Drie keer slecht nieuws voor Antwerpen
De crisis is terug te leiden tot een verminderde vraag in de wereldeconomie, onder meer door de hogere rente en het stilvallen van de inhaalconsumptie na de coronacrisis. Door die verminderde vraag kunnen Chinese bedrijven minder producten verkopen in China, waardoor ze zich als compensatie op de Europese markt storten. Chinese producten zijn goedkoper dan Europese, want ze moeten bijvoorbeeld aan minder strenge milieuregels voldoen en ze worden gesubsidieerd door de Chinese Staat. Daarnaast zijn ook Amerikaanse producten goedkoper, omdat gas voor Amerikaanse bedrijven vijf keer goedkoper is dan in Europa. Dat is dus twee keer slecht nieuws voor de Europese industrie.
En voor Antwerpen, dat de grootste chemiecluster van Europa heeft, is er nog een derde keer slecht nieuws. Want Europese concurrenten als Duitsland en Frankrijk compenseren die handicaps door met subsidies te strooien om hun bedrijven te helpen. België doet dat veel minder, wegens krap bij kas en een hoge overheidsschuld.
278 jobs weg
De ontmanteling van de industrie verwoest jobs in de Antwerpse regio. Vorige zomer besloot het chemiebedrijf Arlanxeo bijvoorbeeld om zijn vestiging in Zwijndrecht te sluiten. 278 mensen verloren hun job. Het bedrijf verwees naar de hoge energiekosten en de sterke concurrentie van bedrijven uit onder meer China, Rusland en Indië.
En bij veel andere chemiebedrijven is er een aanwervingsstop. Het meest opvallende voorbeeld is Ineos, dat vorige maand een nieuwe vergunning kreeg om zijn fabriek Project One in de Antwerpse haven te mogen bouwen. Maar bijna meteen na het verkrijgen van de vergunning voerde het bedrijf een aanwervingsstop in. 152 rekruteringen die dit jaar op het programma stonden, worden uitgesteld wegens de crisis in de industrie en de chemie.

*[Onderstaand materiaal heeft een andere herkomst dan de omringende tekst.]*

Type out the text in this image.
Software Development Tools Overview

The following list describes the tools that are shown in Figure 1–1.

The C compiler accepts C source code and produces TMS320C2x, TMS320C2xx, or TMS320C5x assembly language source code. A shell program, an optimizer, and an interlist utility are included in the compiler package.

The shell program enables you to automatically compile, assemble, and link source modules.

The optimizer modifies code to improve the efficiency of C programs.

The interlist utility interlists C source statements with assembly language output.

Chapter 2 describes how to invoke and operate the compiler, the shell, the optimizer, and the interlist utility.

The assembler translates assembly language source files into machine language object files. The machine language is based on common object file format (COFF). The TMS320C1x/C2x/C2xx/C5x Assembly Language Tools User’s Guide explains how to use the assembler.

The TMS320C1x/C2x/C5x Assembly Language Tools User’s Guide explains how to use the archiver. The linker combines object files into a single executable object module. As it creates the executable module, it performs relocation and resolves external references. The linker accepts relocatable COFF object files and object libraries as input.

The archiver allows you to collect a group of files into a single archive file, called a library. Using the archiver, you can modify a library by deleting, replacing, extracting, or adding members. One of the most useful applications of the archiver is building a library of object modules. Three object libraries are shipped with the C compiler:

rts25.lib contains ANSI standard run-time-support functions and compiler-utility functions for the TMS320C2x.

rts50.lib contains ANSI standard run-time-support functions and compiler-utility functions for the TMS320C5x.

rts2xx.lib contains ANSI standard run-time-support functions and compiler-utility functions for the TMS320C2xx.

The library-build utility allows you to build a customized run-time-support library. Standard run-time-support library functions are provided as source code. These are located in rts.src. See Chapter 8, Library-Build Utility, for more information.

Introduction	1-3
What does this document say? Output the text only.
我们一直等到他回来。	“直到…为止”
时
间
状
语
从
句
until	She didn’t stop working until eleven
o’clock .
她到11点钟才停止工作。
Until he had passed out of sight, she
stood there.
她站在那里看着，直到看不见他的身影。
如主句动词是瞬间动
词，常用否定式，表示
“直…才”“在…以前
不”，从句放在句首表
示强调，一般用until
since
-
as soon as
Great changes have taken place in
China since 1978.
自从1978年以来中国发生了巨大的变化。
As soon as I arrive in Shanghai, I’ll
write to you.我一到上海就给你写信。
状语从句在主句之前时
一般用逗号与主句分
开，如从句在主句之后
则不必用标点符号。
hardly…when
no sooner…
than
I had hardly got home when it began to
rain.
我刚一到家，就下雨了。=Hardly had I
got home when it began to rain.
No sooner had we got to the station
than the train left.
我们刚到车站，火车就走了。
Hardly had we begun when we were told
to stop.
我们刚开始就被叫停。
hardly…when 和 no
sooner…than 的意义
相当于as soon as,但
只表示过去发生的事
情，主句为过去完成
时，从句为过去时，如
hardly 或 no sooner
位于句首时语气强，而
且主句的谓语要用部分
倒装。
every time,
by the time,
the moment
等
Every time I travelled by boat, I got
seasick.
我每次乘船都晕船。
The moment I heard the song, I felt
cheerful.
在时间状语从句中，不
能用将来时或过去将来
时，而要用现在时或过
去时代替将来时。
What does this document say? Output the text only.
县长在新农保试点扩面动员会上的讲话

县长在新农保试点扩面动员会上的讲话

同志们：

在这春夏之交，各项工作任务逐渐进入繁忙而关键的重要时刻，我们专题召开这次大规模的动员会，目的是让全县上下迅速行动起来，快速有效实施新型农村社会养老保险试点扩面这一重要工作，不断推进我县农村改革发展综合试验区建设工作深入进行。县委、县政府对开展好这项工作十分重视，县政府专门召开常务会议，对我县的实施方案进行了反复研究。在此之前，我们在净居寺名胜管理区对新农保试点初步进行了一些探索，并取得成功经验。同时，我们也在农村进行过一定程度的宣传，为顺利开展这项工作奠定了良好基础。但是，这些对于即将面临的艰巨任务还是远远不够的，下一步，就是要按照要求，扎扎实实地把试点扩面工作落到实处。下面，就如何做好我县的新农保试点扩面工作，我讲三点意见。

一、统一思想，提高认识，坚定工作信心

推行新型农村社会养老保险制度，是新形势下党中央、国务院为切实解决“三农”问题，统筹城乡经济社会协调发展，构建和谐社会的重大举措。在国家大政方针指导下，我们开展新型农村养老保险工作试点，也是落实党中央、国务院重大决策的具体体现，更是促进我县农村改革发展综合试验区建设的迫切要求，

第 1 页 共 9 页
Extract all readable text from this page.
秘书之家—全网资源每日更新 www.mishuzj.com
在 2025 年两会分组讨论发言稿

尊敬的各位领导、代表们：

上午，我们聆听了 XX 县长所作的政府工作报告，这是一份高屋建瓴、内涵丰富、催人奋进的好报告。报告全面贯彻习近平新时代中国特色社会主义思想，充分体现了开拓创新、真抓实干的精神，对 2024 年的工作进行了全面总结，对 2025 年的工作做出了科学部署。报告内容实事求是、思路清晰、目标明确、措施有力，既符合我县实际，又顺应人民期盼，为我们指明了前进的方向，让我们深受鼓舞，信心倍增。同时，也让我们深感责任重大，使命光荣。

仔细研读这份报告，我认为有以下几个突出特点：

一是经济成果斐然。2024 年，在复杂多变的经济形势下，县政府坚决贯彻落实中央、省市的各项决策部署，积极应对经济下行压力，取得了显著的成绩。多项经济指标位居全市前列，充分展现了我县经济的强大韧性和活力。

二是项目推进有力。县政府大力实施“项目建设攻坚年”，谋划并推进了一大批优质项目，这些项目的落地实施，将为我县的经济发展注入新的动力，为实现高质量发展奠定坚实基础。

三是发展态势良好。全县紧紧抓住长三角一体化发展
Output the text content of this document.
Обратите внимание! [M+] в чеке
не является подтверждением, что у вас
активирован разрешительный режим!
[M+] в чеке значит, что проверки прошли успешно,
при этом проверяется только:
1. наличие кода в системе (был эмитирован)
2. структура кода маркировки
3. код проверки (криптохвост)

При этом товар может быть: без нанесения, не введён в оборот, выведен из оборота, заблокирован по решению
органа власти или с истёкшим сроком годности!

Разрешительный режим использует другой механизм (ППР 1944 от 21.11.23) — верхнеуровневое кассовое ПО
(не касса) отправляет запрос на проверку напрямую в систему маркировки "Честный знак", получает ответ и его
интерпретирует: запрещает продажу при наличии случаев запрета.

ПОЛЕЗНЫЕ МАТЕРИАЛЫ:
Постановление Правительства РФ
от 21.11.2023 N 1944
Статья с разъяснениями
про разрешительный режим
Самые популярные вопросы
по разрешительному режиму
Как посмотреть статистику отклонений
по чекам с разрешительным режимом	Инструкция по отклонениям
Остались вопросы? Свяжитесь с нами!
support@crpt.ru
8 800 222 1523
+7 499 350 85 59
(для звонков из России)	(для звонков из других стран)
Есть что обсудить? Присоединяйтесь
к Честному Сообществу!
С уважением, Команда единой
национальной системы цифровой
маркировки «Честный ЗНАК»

Een andere fabriek van Ineos, Ineos Phenol in Kallo (in de Waaslandhaven), ligt al bijna anderhalf jaar (!) stil. De werknemers moeten zich bezighouden met opleidingen voor ‘polyvalentie’. Als de fabriek ooit weer wordt opgestart, kunnen ze dus meer taken doen dan ervoor. Maar niemand weet wanneer de fabriek weer wordt opgestart. De productie in Kallo is verschoven naar een vestiging van Ineos in Duitsland, waar de productiekosten lager zijn.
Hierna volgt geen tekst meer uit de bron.